Once you describe something with an easy to understand model (especially a numerical one) it becomes extremely convincing (maybe it’s something like harmonic grammar or joke telling where understanding the joke makes it more funny.)

This is for the people who’s entire job involves building spreadsheets full of numbers to show to each other; it’s the end of academia’s influence on corporate culture. It’s part of a machine who’s sole purpose is to make noise for its own amusement.


I once took a remote job in which my first task was to write an electron app that would take camera photos every minute and upload them to an S3 bucket. It would also log the time when it was started and when it was closed. There was also talk about using basic facial recognition to establish when a human was in the photo or not. This would then be used to outline your daily start and stop time, and determine when you leave/return to the PC.

I have never noped out of a job so quickly.


> I have never noped out of a job so quickly.

Genuine thanks to you for applying ethics to your work!

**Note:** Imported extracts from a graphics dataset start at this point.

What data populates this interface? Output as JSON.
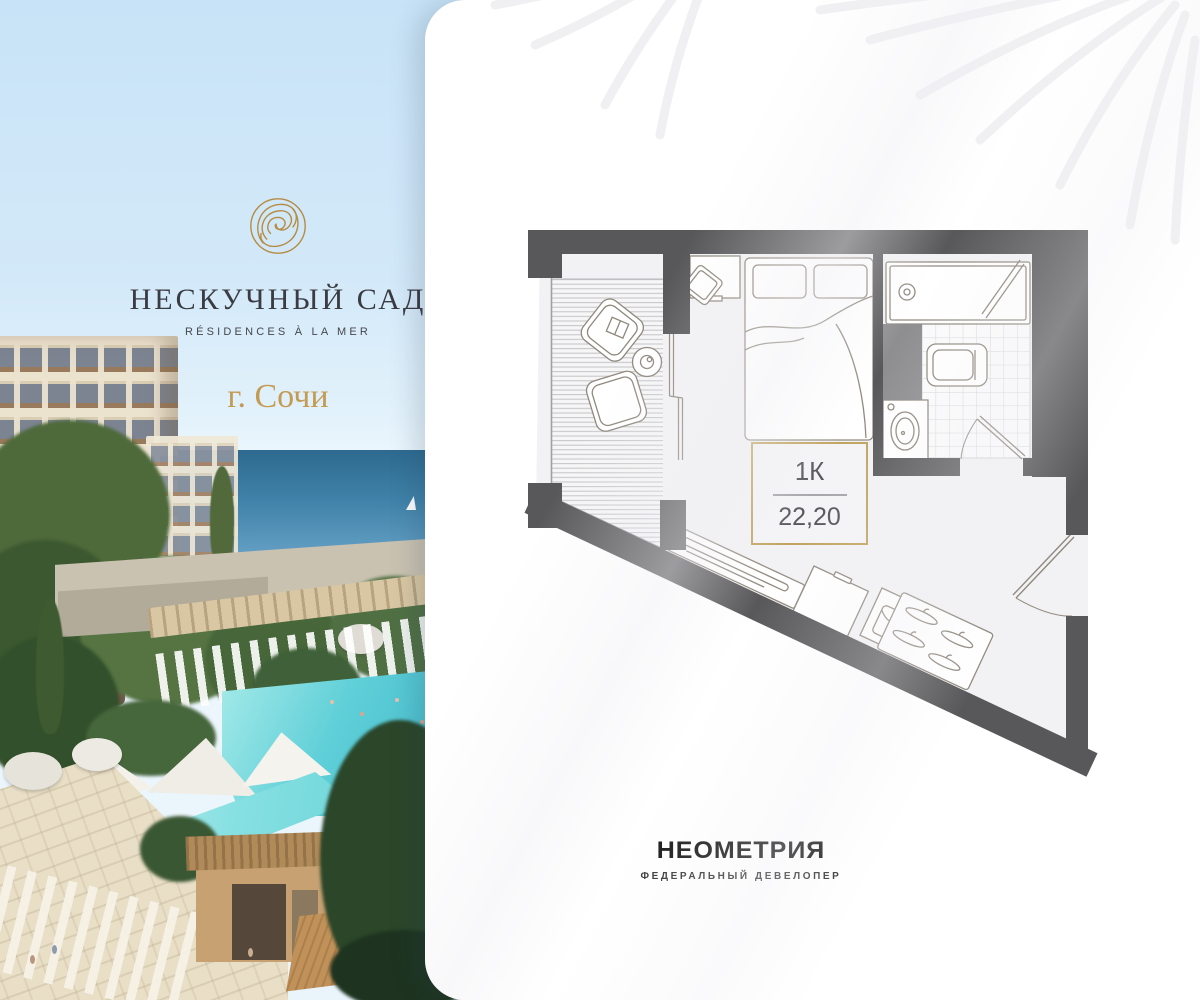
{
  "brand": {
    "title": "НЕСКУЧНЫЙ САД",
    "tagline": "RÉSIDENCES À LA MER",
    "city": "г. Сочи",
    "logo_icon": "gold-spiral-monogram-icon",
    "logo_color": "#b68c44"
  },
  "floor_plan": {
    "unit_type": "1К",
    "area": "22,20",
    "accent_border_color": "#c2a35f",
    "wall_color": "#58585a",
    "floor_color": "#f2f2f4"
  },
  "developer": {
    "name": "НЕОМЕТРИЯ",
    "descriptor": "ФЕДЕРАЛЬНЫЙ ДЕВЕЛОПЕР"
  }
}
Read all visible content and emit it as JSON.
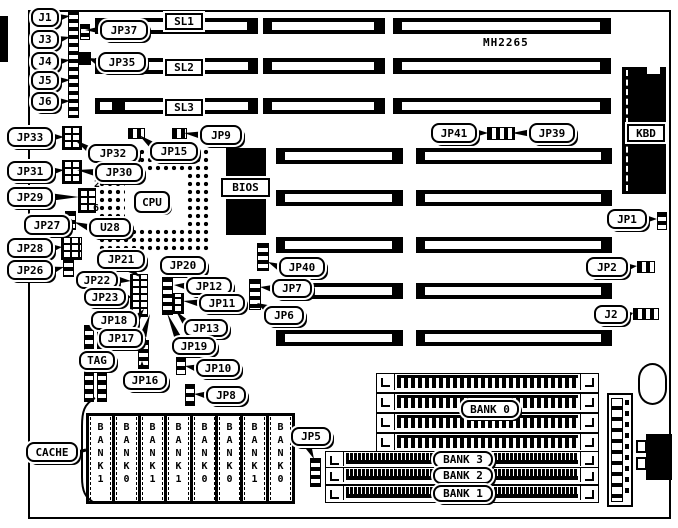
{
  "title": {
    "model": "MH2265"
  },
  "board": {
    "x": 28,
    "y": 10,
    "w": 643,
    "h": 509
  },
  "edge_bar": {
    "x": 0,
    "y": 16,
    "w": 8,
    "h": 46
  },
  "isa_slots": {
    "rows_three_seg": {
      "ys": [
        18,
        58,
        98
      ],
      "h": 16,
      "segments": [
        [
          95,
          258
        ],
        [
          263,
          385
        ],
        [
          393,
          611
        ]
      ]
    },
    "rows_two_seg": {
      "ys": [
        148,
        190,
        237,
        283,
        330
      ],
      "h": 16,
      "segments": [
        [
          276,
          403
        ],
        [
          416,
          612
        ]
      ]
    }
  },
  "cpu": {
    "socket": {
      "x": 98,
      "y": 148,
      "w": 112,
      "h": 104
    },
    "center": {
      "x": 125,
      "y": 173,
      "w": 60,
      "h": 55
    },
    "label": "CPU",
    "label_box": {
      "x": 134,
      "y": 191,
      "w": 36,
      "h": 22
    }
  },
  "bios": {
    "chip": {
      "x": 226,
      "y": 148,
      "w": 40,
      "h": 87
    },
    "label": "BIOS",
    "label_box": {
      "x": 221,
      "y": 178,
      "w": 49,
      "h": 19
    }
  },
  "kbd": {
    "chip": {
      "x": 622,
      "y": 67,
      "w": 44,
      "h": 127
    },
    "notch": {
      "x": 647,
      "y": 67,
      "w": 13,
      "h": 7
    },
    "label": "KBD",
    "label_box": {
      "x": 627,
      "y": 124,
      "w": 38,
      "h": 18
    }
  },
  "tag_chip": {
    "x": 84,
    "y": 325,
    "w": 23,
    "h": 77
  },
  "cache_chips": {
    "y": 413,
    "h": 80,
    "w": 23,
    "xs": [
      86,
      112,
      138,
      164,
      190,
      215,
      240,
      266
    ],
    "labels": [
      "BANK1",
      "BANK0",
      "BANK1",
      "BANK1",
      "BANK0",
      "BANK0",
      "BANK1",
      "BANK0"
    ]
  },
  "simm_bank0": {
    "x": 376,
    "x2": 597,
    "h": 18,
    "ys": [
      373,
      393,
      413,
      433
    ],
    "label": "BANK 0",
    "label_box": {
      "x": 461,
      "y": 400,
      "w": 58,
      "h": 18
    }
  },
  "simm_lower": {
    "x": 325,
    "x2": 597,
    "h": 16,
    "rows": [
      {
        "label": "BANK 3",
        "y": 451
      },
      {
        "label": "BANK 2",
        "y": 467
      },
      {
        "label": "BANK 1",
        "y": 485
      }
    ],
    "label_box": {
      "w": 60,
      "h": 17,
      "x": 433
    }
  },
  "power_connector": {
    "x": 607,
    "y": 393,
    "w": 26,
    "h": 114
  },
  "battery_blob": {
    "x": 638,
    "y": 363,
    "w": 29,
    "h": 42
  },
  "din_connector": {
    "x": 646,
    "y": 434,
    "w": 26,
    "h": 46,
    "tabs": [
      [
        636,
        440
      ],
      [
        636,
        457
      ]
    ]
  },
  "pin_labels": [
    {
      "id": "pin-2",
      "label": "2",
      "x": 94,
      "y": 179
    },
    {
      "id": "pin-6",
      "label": "6",
      "x": 93,
      "y": 203
    }
  ],
  "jumpers": [
    {
      "id": "edge-strip",
      "x": 68,
      "y": 10,
      "w": 9,
      "h": 106,
      "t": "v"
    },
    {
      "id": "jp37-j",
      "x": 80,
      "y": 24,
      "w": 8,
      "h": 14,
      "t": "v"
    },
    {
      "id": "jp35-j",
      "x": 78,
      "y": 52,
      "w": 11,
      "h": 11,
      "t": "s"
    },
    {
      "id": "jp15-j",
      "x": 128,
      "y": 128,
      "w": 15,
      "h": 9,
      "t": "h"
    },
    {
      "id": "jp9-j",
      "x": 172,
      "y": 128,
      "w": 13,
      "h": 9,
      "t": "h"
    },
    {
      "id": "jp33-b",
      "x": 62,
      "y": 126,
      "w": 18,
      "h": 22,
      "t": "b"
    },
    {
      "id": "jp31-b",
      "x": 62,
      "y": 160,
      "w": 18,
      "h": 22,
      "t": "b"
    },
    {
      "id": "jp29-b",
      "x": 78,
      "y": 188,
      "w": 16,
      "h": 23,
      "t": "b"
    },
    {
      "id": "jp27-j",
      "x": 65,
      "y": 211,
      "w": 9,
      "h": 17,
      "t": "v"
    },
    {
      "id": "jp28-b",
      "x": 61,
      "y": 237,
      "w": 19,
      "h": 21,
      "t": "b"
    },
    {
      "id": "jp26-j",
      "x": 63,
      "y": 258,
      "w": 9,
      "h": 17,
      "t": "v"
    },
    {
      "id": "strip-a",
      "x": 130,
      "y": 274,
      "w": 16,
      "h": 41,
      "t": "b"
    },
    {
      "id": "strip-b",
      "x": 162,
      "y": 277,
      "w": 9,
      "h": 36,
      "t": "v"
    },
    {
      "id": "strip-c",
      "x": 172,
      "y": 293,
      "w": 10,
      "h": 19,
      "t": "b"
    },
    {
      "id": "jp16-s",
      "x": 138,
      "y": 340,
      "w": 9,
      "h": 28,
      "t": "v"
    },
    {
      "id": "jp10-j",
      "x": 176,
      "y": 357,
      "w": 8,
      "h": 16,
      "t": "v"
    },
    {
      "id": "jp8-j",
      "x": 185,
      "y": 384,
      "w": 8,
      "h": 20,
      "t": "v"
    },
    {
      "id": "jp40-s",
      "x": 257,
      "y": 243,
      "w": 10,
      "h": 26,
      "t": "v"
    },
    {
      "id": "jp7-s",
      "x": 249,
      "y": 279,
      "w": 10,
      "h": 29,
      "t": "v"
    },
    {
      "id": "jp5-s",
      "x": 310,
      "y": 458,
      "w": 9,
      "h": 27,
      "t": "v"
    },
    {
      "id": "jp41-j",
      "x": 487,
      "y": 127,
      "w": 26,
      "h": 11,
      "t": "h"
    },
    {
      "id": "jp1-j",
      "x": 657,
      "y": 212,
      "w": 8,
      "h": 16,
      "t": "v"
    },
    {
      "id": "jp2-j",
      "x": 637,
      "y": 261,
      "w": 16,
      "h": 10,
      "t": "h"
    },
    {
      "id": "j2-j",
      "x": 633,
      "y": 308,
      "w": 24,
      "h": 10,
      "t": "h"
    }
  ],
  "callouts": [
    {
      "id": "j1",
      "label": "J1",
      "x": 31,
      "y": 8,
      "w": 28,
      "h": 19,
      "to": [
        70,
        16
      ]
    },
    {
      "id": "j3",
      "label": "J3",
      "x": 31,
      "y": 30,
      "w": 28,
      "h": 19,
      "to": [
        70,
        37
      ]
    },
    {
      "id": "j4",
      "label": "J4",
      "x": 31,
      "y": 52,
      "w": 28,
      "h": 19,
      "to": [
        70,
        60
      ]
    },
    {
      "id": "j5",
      "label": "J5",
      "x": 31,
      "y": 71,
      "w": 28,
      "h": 19,
      "to": [
        70,
        80
      ]
    },
    {
      "id": "j6",
      "label": "J6",
      "x": 31,
      "y": 92,
      "w": 28,
      "h": 19,
      "to": [
        70,
        101
      ]
    },
    {
      "id": "jp37",
      "label": "JP37",
      "x": 100,
      "y": 20,
      "w": 48,
      "h": 20,
      "to": [
        85,
        30
      ]
    },
    {
      "id": "jp35",
      "label": "JP35",
      "x": 98,
      "y": 52,
      "w": 48,
      "h": 20,
      "to": [
        88,
        58
      ]
    },
    {
      "id": "jp9",
      "label": "JP9",
      "x": 200,
      "y": 125,
      "w": 42,
      "h": 20,
      "to": [
        184,
        133
      ]
    },
    {
      "id": "jp15",
      "label": "JP15",
      "x": 150,
      "y": 142,
      "w": 48,
      "h": 19,
      "from": [
        152,
        145
      ],
      "to": [
        139,
        135
      ]
    },
    {
      "id": "jp33",
      "label": "JP33",
      "x": 7,
      "y": 127,
      "w": 46,
      "h": 20,
      "to": [
        64,
        137
      ]
    },
    {
      "id": "jp32",
      "label": "JP32",
      "x": 88,
      "y": 144,
      "w": 50,
      "h": 19,
      "from": [
        90,
        150
      ],
      "to": [
        75,
        140
      ]
    },
    {
      "id": "jp31",
      "label": "JP31",
      "x": 7,
      "y": 161,
      "w": 46,
      "h": 20,
      "to": [
        64,
        170
      ]
    },
    {
      "id": "jp30",
      "label": "JP30",
      "x": 95,
      "y": 163,
      "w": 48,
      "h": 19,
      "to": [
        77,
        170
      ]
    },
    {
      "id": "jp29",
      "label": "JP29",
      "x": 7,
      "y": 187,
      "w": 46,
      "h": 20,
      "to": [
        79,
        197
      ]
    },
    {
      "id": "jp27",
      "label": "JP27",
      "x": 24,
      "y": 215,
      "w": 46,
      "h": 20,
      "from": [
        70,
        222
      ],
      "to": [
        68,
        216
      ]
    },
    {
      "id": "u28",
      "label": "U28",
      "x": 89,
      "y": 218,
      "w": 42,
      "h": 19,
      "to": [
        74,
        222
      ]
    },
    {
      "id": "jp28",
      "label": "JP28",
      "x": 7,
      "y": 238,
      "w": 46,
      "h": 20,
      "to": [
        62,
        247
      ]
    },
    {
      "id": "jp26",
      "label": "JP26",
      "x": 7,
      "y": 260,
      "w": 46,
      "h": 20,
      "to": [
        64,
        267
      ]
    },
    {
      "id": "jp21",
      "label": "JP21",
      "x": 97,
      "y": 250,
      "w": 48,
      "h": 19,
      "from": [
        130,
        269
      ],
      "to": [
        140,
        277
      ]
    },
    {
      "id": "jp22",
      "label": "JP22",
      "x": 76,
      "y": 271,
      "w": 42,
      "h": 18,
      "to": [
        131,
        281
      ]
    },
    {
      "id": "jp23",
      "label": "JP23",
      "x": 84,
      "y": 288,
      "w": 42,
      "h": 18,
      "to": [
        131,
        297
      ]
    },
    {
      "id": "jp20",
      "label": "JP20",
      "x": 160,
      "y": 256,
      "w": 46,
      "h": 19,
      "from": [
        172,
        275
      ],
      "to": [
        166,
        282
      ]
    },
    {
      "id": "jp12",
      "label": "JP12",
      "x": 186,
      "y": 277,
      "w": 46,
      "h": 18,
      "to": [
        174,
        285
      ]
    },
    {
      "id": "jp11",
      "label": "JP11",
      "x": 199,
      "y": 294,
      "w": 46,
      "h": 18,
      "to": [
        183,
        301
      ]
    },
    {
      "id": "jp13",
      "label": "JP13",
      "x": 184,
      "y": 319,
      "w": 44,
      "h": 18,
      "from": [
        186,
        323
      ],
      "to": [
        176,
        311
      ]
    },
    {
      "id": "jp19",
      "label": "JP19",
      "x": 172,
      "y": 337,
      "w": 44,
      "h": 18,
      "from": [
        178,
        338
      ],
      "to": [
        167,
        313
      ]
    },
    {
      "id": "jp18",
      "label": "JP18",
      "x": 91,
      "y": 311,
      "w": 46,
      "h": 19,
      "from": [
        137,
        318
      ],
      "to": [
        144,
        309
      ]
    },
    {
      "id": "jp17",
      "label": "JP17",
      "x": 99,
      "y": 329,
      "w": 44,
      "h": 19,
      "from": [
        143,
        336
      ],
      "to": [
        150,
        314
      ]
    },
    {
      "id": "tag",
      "label": "TAG",
      "x": 79,
      "y": 351,
      "w": 36,
      "h": 19
    },
    {
      "id": "jp16",
      "label": "JP16",
      "x": 123,
      "y": 371,
      "w": 44,
      "h": 19,
      "from": [
        142,
        371
      ],
      "to": [
        142,
        361
      ]
    },
    {
      "id": "jp10",
      "label": "JP10",
      "x": 196,
      "y": 359,
      "w": 44,
      "h": 18,
      "to": [
        185,
        366
      ]
    },
    {
      "id": "jp8",
      "label": "JP8",
      "x": 206,
      "y": 386,
      "w": 40,
      "h": 18,
      "to": [
        194,
        394
      ]
    },
    {
      "id": "jp40",
      "label": "JP40",
      "x": 279,
      "y": 257,
      "w": 46,
      "h": 20,
      "to": [
        268,
        262
      ]
    },
    {
      "id": "jp7",
      "label": "JP7",
      "x": 272,
      "y": 279,
      "w": 40,
      "h": 19,
      "to": [
        260,
        287
      ]
    },
    {
      "id": "jp6",
      "label": "JP6",
      "x": 264,
      "y": 306,
      "w": 40,
      "h": 19,
      "from": [
        266,
        308
      ],
      "to": [
        257,
        303
      ]
    },
    {
      "id": "jp41",
      "label": "JP41",
      "x": 431,
      "y": 123,
      "w": 46,
      "h": 20,
      "to": [
        488,
        133
      ]
    },
    {
      "id": "jp39",
      "label": "JP39",
      "x": 529,
      "y": 123,
      "w": 46,
      "h": 20,
      "to": [
        512,
        133
      ]
    },
    {
      "id": "jp1",
      "label": "JP1",
      "x": 607,
      "y": 209,
      "w": 40,
      "h": 20,
      "to": [
        657,
        219
      ]
    },
    {
      "id": "jp2",
      "label": "JP2",
      "x": 586,
      "y": 257,
      "w": 42,
      "h": 20,
      "to": [
        637,
        266
      ]
    },
    {
      "id": "j2",
      "label": "J2",
      "x": 594,
      "y": 305,
      "w": 34,
      "h": 19,
      "to": [
        633,
        313
      ]
    },
    {
      "id": "jp5",
      "label": "JP5",
      "x": 291,
      "y": 427,
      "w": 40,
      "h": 19,
      "from": [
        308,
        446
      ],
      "to": [
        314,
        459
      ]
    },
    {
      "id": "cache",
      "label": "CACHE",
      "x": 26,
      "y": 442,
      "w": 52,
      "h": 20
    }
  ],
  "square_labels": [
    {
      "id": "sl1",
      "label": "SL1",
      "x": 165,
      "y": 13,
      "w": 38,
      "h": 17
    },
    {
      "id": "sl2",
      "label": "SL2",
      "x": 165,
      "y": 59,
      "w": 38,
      "h": 17
    },
    {
      "id": "sl3",
      "label": "SL3",
      "x": 165,
      "y": 99,
      "w": 38,
      "h": 17
    }
  ],
  "cache_brace": {
    "path": "M95,398 C84,404 82,412 82,426 L82,477 C82,491 85,498 95,503",
    "tick": "M78,452 L86,450"
  }
}
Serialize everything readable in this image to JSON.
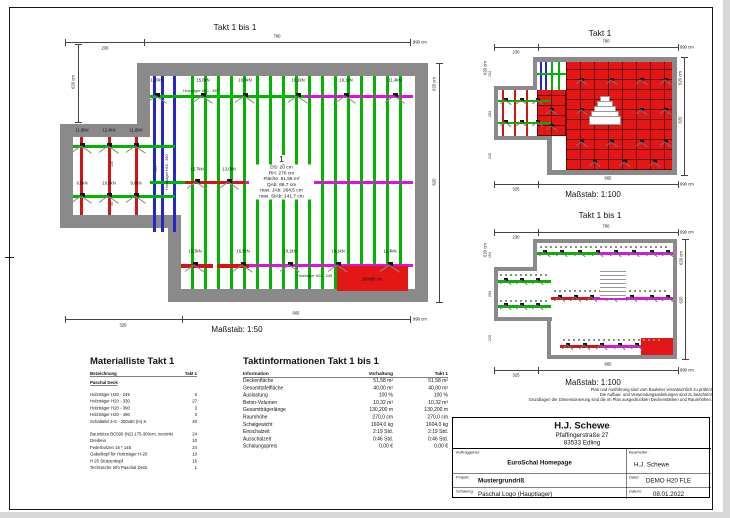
{
  "colors": {
    "green": "#00b400",
    "blue": "#2626c9",
    "red": "#d21414",
    "magenta": "#d617d6",
    "wall": "#8a8a8a",
    "hatch_red": "#e51616"
  },
  "plans": {
    "main": {
      "title": "Takt 1 bis 1",
      "scale_label": "Maßstab: 1:50",
      "dim_top": [
        "230",
        "760",
        "990 cm"
      ],
      "dim_bottom": [
        "325",
        "665",
        "990 cm"
      ],
      "dim_left": "620 cm",
      "dim_right_total": "620 cm",
      "dim_right_inner": "620",
      "info_number": "1",
      "info_lines": [
        "DS: 20 cm",
        "RH: 270 cm",
        "Fläche: 51,58 m²",
        "QAb: 66,7 cm",
        "max. JAb: 264,5 cm",
        "max. StAb: 141,7 cm"
      ],
      "loads_top": [
        "13,0kN",
        "15,0kN",
        "16,9kN",
        "19,1kN",
        "19,1kN",
        "11,4kN"
      ],
      "loads_annex_row1": [
        "11,6kN",
        "12,4kN",
        "11,6kN"
      ],
      "loads_annex_row2": [
        "9,6kN",
        "10,0kN",
        "9,6kN"
      ],
      "loads_mid": [
        "15,7kN",
        "13,0kN"
      ],
      "loads_bottom": [
        "15,3kN",
        "16,9kN",
        "19,1kN",
        "19,1kN",
        "11,4kN"
      ],
      "beam_label_h330": "Holzträger H20 - 330",
      "beam_label_h390": "Holzträger H20 - 390",
      "beam_label_h245": "Holzträger H20 - 245",
      "panel_label": "200x50 cm",
      "small_dim_notch": "154",
      "small_dim_annex_upper": "155",
      "small_dim_annex_lower": "90"
    },
    "takt1": {
      "title": "Takt 1",
      "scale_label": "Maßstab: 1:100",
      "dim_top": [
        "230",
        "760",
        "990 cm"
      ],
      "dim_bottom": [
        "325",
        "665",
        "990 cm"
      ],
      "dim_left_total": "620 cm",
      "dim_left_parts": [
        "154",
        "283",
        "220"
      ],
      "dim_right_total": "620 cm",
      "dim_right_inner": "620"
    },
    "overview": {
      "title": "Takt 1 bis 1",
      "scale_label": "Maßstab: 1:100",
      "dim_top": [
        "230",
        "760",
        "990 cm"
      ],
      "dim_bottom": [
        "325",
        "665",
        "990 cm"
      ],
      "dim_left_total": "620 cm",
      "dim_left_parts": [
        "154",
        "283",
        "220"
      ],
      "dim_right_total": "620 cm",
      "dim_right_inner": "620"
    }
  },
  "disclaimer": [
    "Plan und Ausführung sind vom Bauleiter verantwortlich zu prüfen!",
    "Die Aufbau- und Verwendungsanleitungen sind zu beachten!",
    "Grundlagen der Dimensionierung sind die im Plan ausgedruckten Deckenstärken und Raumhöhen."
  ],
  "material_list": {
    "title": "Materialliste  Takt 1",
    "col_name": "Bezeichnung",
    "col_qty": "Takt 1",
    "group": "Paschal Deck",
    "items_a": [
      {
        "name": "Holzträger H20 - 245",
        "qty": "6"
      },
      {
        "name": "Holzträger H20 - 330",
        "qty": "27"
      },
      {
        "name": "Holzträger H20 - 390",
        "qty": "3"
      },
      {
        "name": "Holzträger H20 - 490",
        "qty": "3"
      },
      {
        "name": "Schaltafel 3-S - 200x50 (m) K",
        "qty": "40"
      }
    ],
    "items_b": [
      {
        "name": "Baustütze BC500 (N2) 175-300cm, verzinkt",
        "qty": "24"
      },
      {
        "name": "Dreibein",
        "qty": "10"
      },
      {
        "name": "Federbolzen 16 * 145",
        "qty": "24"
      },
      {
        "name": "Gabelkopf für Holzträger H-20",
        "qty": "10"
      },
      {
        "name": "H 20 Stützenkopf",
        "qty": "16"
      },
      {
        "name": "Technische Info Paschal Deck",
        "qty": "1"
      }
    ]
  },
  "takt_info": {
    "title": "Taktinformationen  Takt 1 bis 1",
    "headers": [
      "Information",
      "Vorhaltung",
      "Takt 1"
    ],
    "rows": [
      [
        "Deckenfläche",
        "51,58 m²",
        "51,58 m²"
      ],
      [
        "Gesamttafelfläche",
        "40,00 m²",
        "40,00 m²"
      ],
      [
        "Auslastung",
        "100 %",
        "100 %"
      ],
      [
        "Beton-Volumen",
        "10,32 m³",
        "10,32 m³"
      ],
      [
        "Gesamtträgerlänge",
        "130,200 m",
        "130,200 m"
      ],
      [
        "Raumhöhe",
        "270,0 cm",
        "270,0 cm"
      ],
      [
        "Schalgewicht",
        "1604,0 kg",
        "1604,0 kg"
      ],
      [
        "Einschalzeit",
        "2:19 Std.",
        "2:19 Std."
      ],
      [
        "Ausschalzeit",
        "0:46 Std.",
        "0:46 Std."
      ],
      [
        "Schalungspreis",
        "0,00 €",
        "0,00 €"
      ]
    ]
  },
  "title_block": {
    "company": "H.J. Schewe",
    "street": "Pfaffingerstraße 27",
    "city": "83533 Edling",
    "fields": [
      {
        "label": "Auftraggeber:",
        "value": "EuroSchal Homepage"
      },
      {
        "label": "Bearbeiter:",
        "value": "H.J. Schewe"
      },
      {
        "label": "Projekt:",
        "value": "Mustergrundriß"
      },
      {
        "label": "Datei:",
        "value": "DEMO H20 FLE"
      },
      {
        "label": "Schalung:",
        "value": "Paschal Logo (Hauptlager)"
      },
      {
        "label": "Datum:",
        "value": "08.01.2022"
      }
    ]
  }
}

I always get this funny email from Microsoft analytics at the end of the week. In a week where I have at least 10 hours of meetings, it reported that 86% of my time was "focus time." Gee Microsoft analytics thanks! Note that the meetings dont include firefighting, taps on shoulder, answering questions in direct message. All "focus time" apparently.


As a senior technical leader, I don't write much code each week. I'd be extremely surprised if these systems could differentiate my impact versus others at the same level.